Producers in these regions face significant challenges. But according to project leader Professor Wendy Umberger, the research team’s stated goal of increasing quality and quantity of milk produced by thousands of smallholder dairy farmers is within reach.
“The dairy supply chains in West Java and North Sumatra currently suffer from poor economies of scale, limited forage availability, poor quality, a lack of knowledge in animal health practices, and very limited business skills, particularly at the farm level,” says Professor Umberger.
“But we’re optimistic we can address key issues that are limiting the growth of Indonesia’s dairy sector, and also help develop local farmers’ capacity to ensure the sector’s sustainable development.”
In its first year of operation, the multi-country, multi-disciplinary research team conducted a baseline dairy-farm survey and interviewed key players throughout the chain. This socio-economic work identified existing and future whole-of-chain opportunities for industry and government, and barriers currently in their way. Analysis of the data from this survey, collected digitally, has informed the design, testing and deployment of innovative practice-change programs in collaboration with Indonesian project partners.
“We’ve already been able to create opportunities for local producers to incorporate innovative and relevant agronomic, dairy science, social and economic knowledge and research into practice through effective communication with their dairy cooperatives,” adds Professor Umberger.
“The practice-change programs, which are currently underway, are building extensively on this foundation. Dairy industry professionals from Australia are providing training for the Indonesian farmers in best-practice production and farm management.”

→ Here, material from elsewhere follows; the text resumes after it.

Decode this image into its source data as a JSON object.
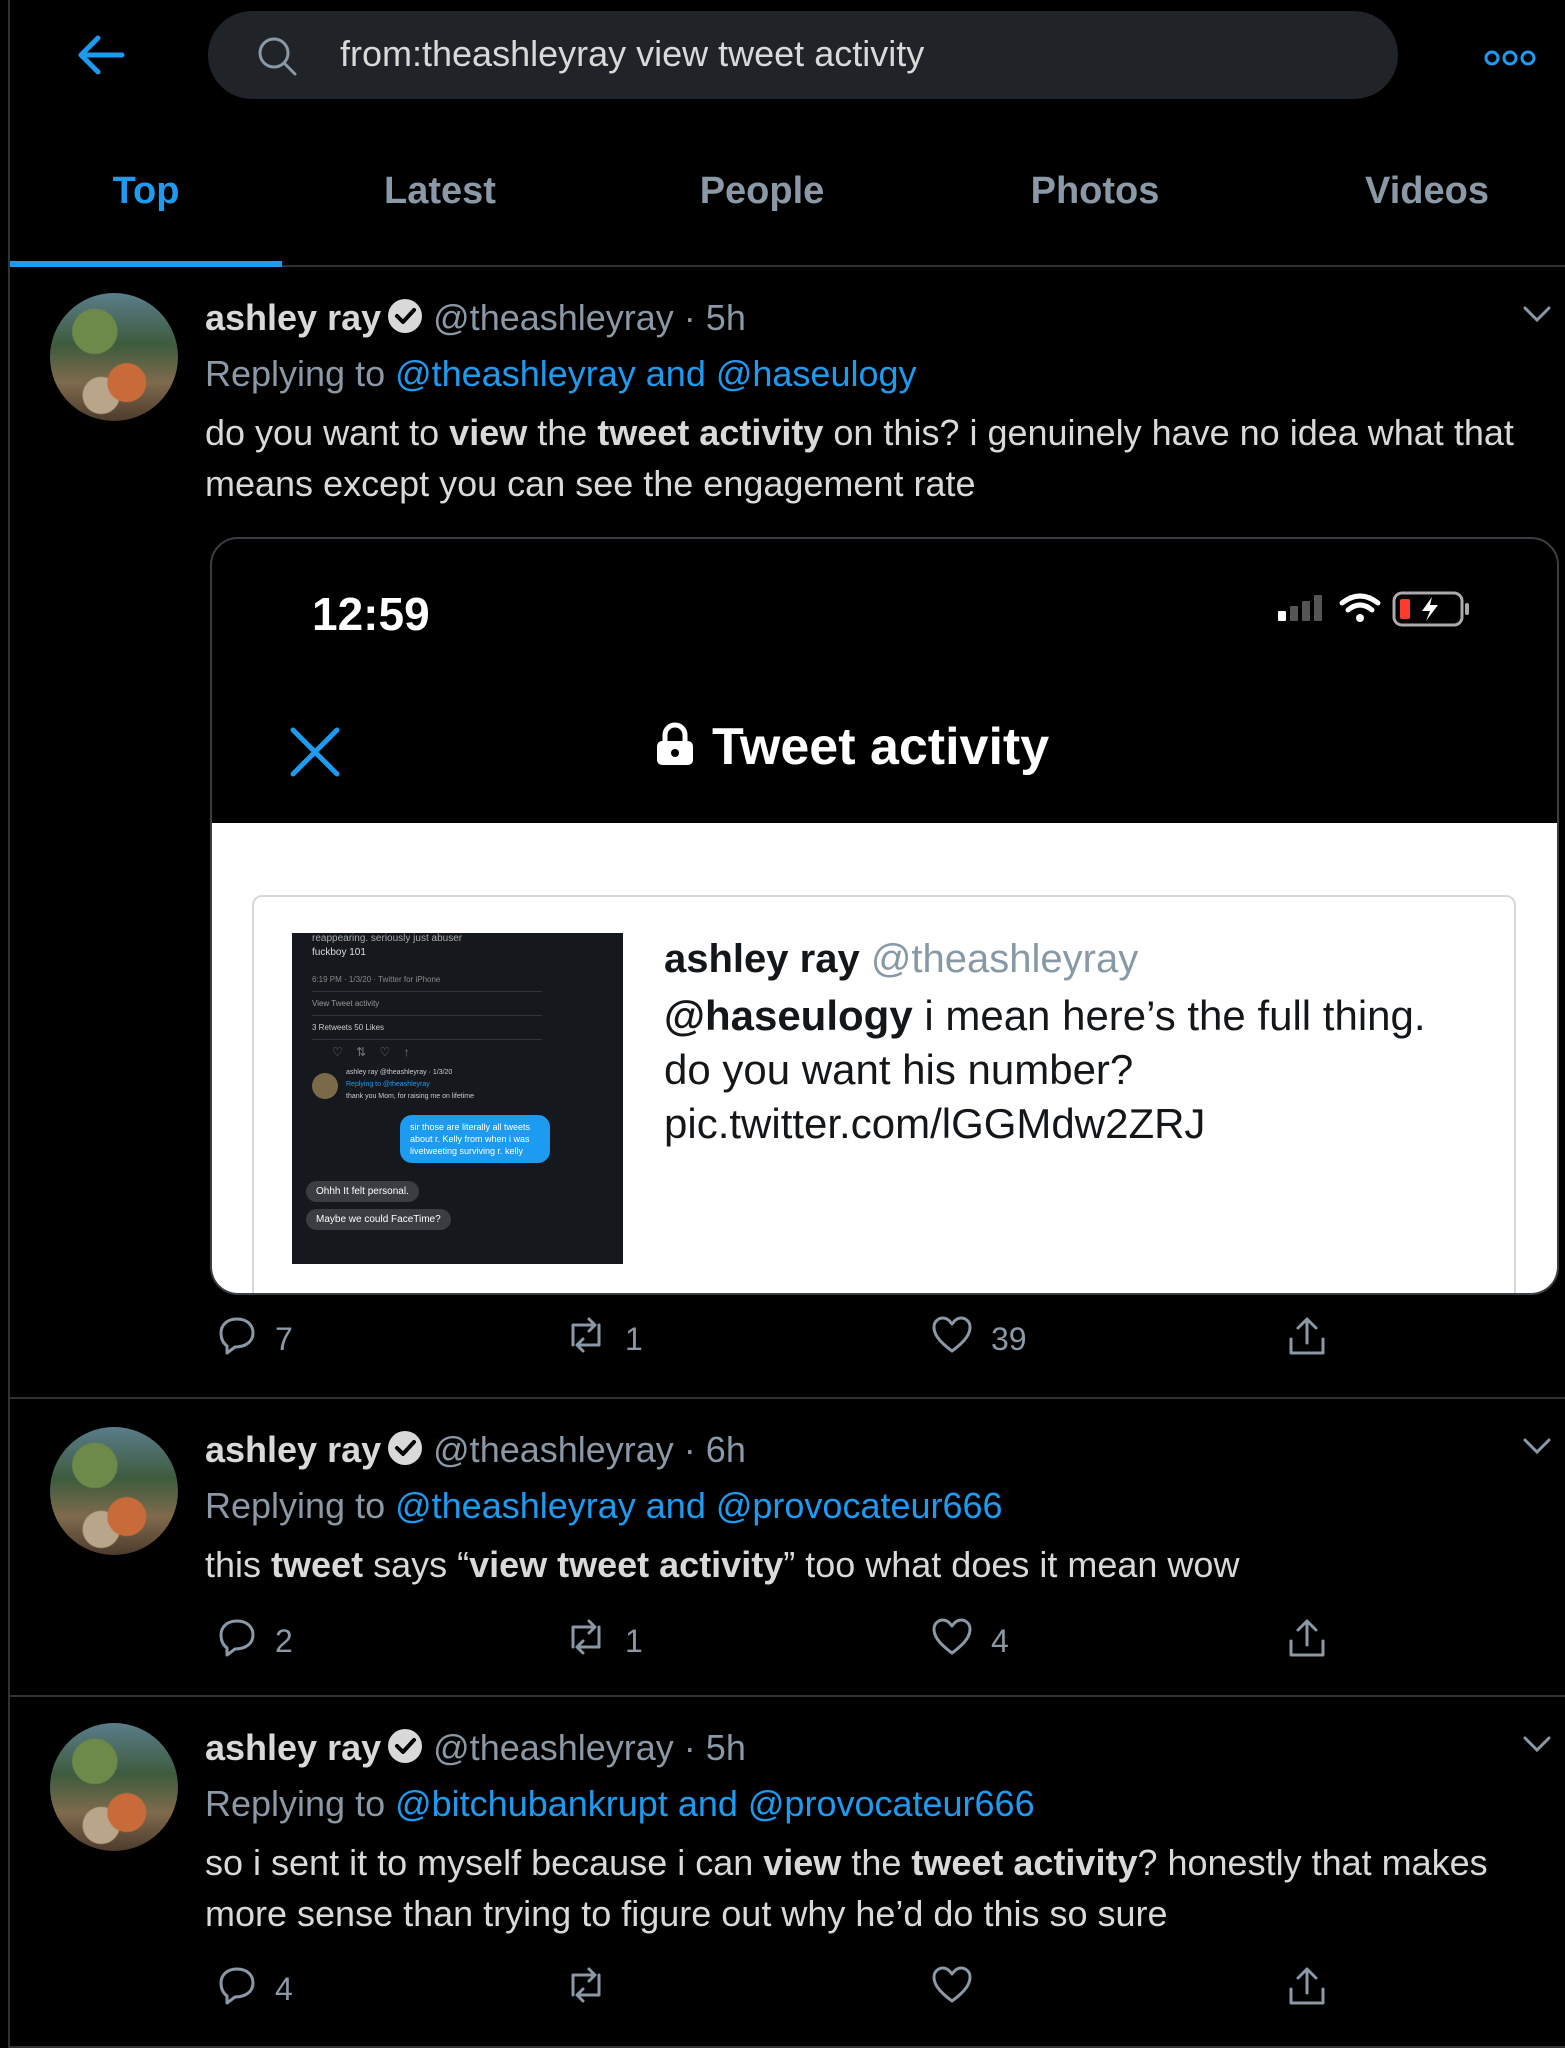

Complementing the direct work with producers, the project team is simultaneously engaging Indonesian dairy industry policymakers and influencers. A Policy Working Group (PWG) has been established, including representatives from the: Coordinating Ministry for Economic Affairs; Directorate General of Livestock and Health Services; Indonesian Dairy Farmers Association; and project partners the Indonesian Centre for Animal Research and Development (ICARD), Indonesian Centre for Agricultural Socio Economic and Policy Studies (ICASEPS) and the Bogor Agricultural University’s School of Business (SB-IPB).
Professor Umberger says the PWG will play an important role in helping the work act as a catalyst for the growth and development of the Indonesian dairy sector, but could also lead to further collaborations between the two countries.
“We’ve effectively created a blueprint. Our project methodology can now be readily adapted to identify value-chain issues and develop solutions for other industries in the Indonesian agrifood sector.”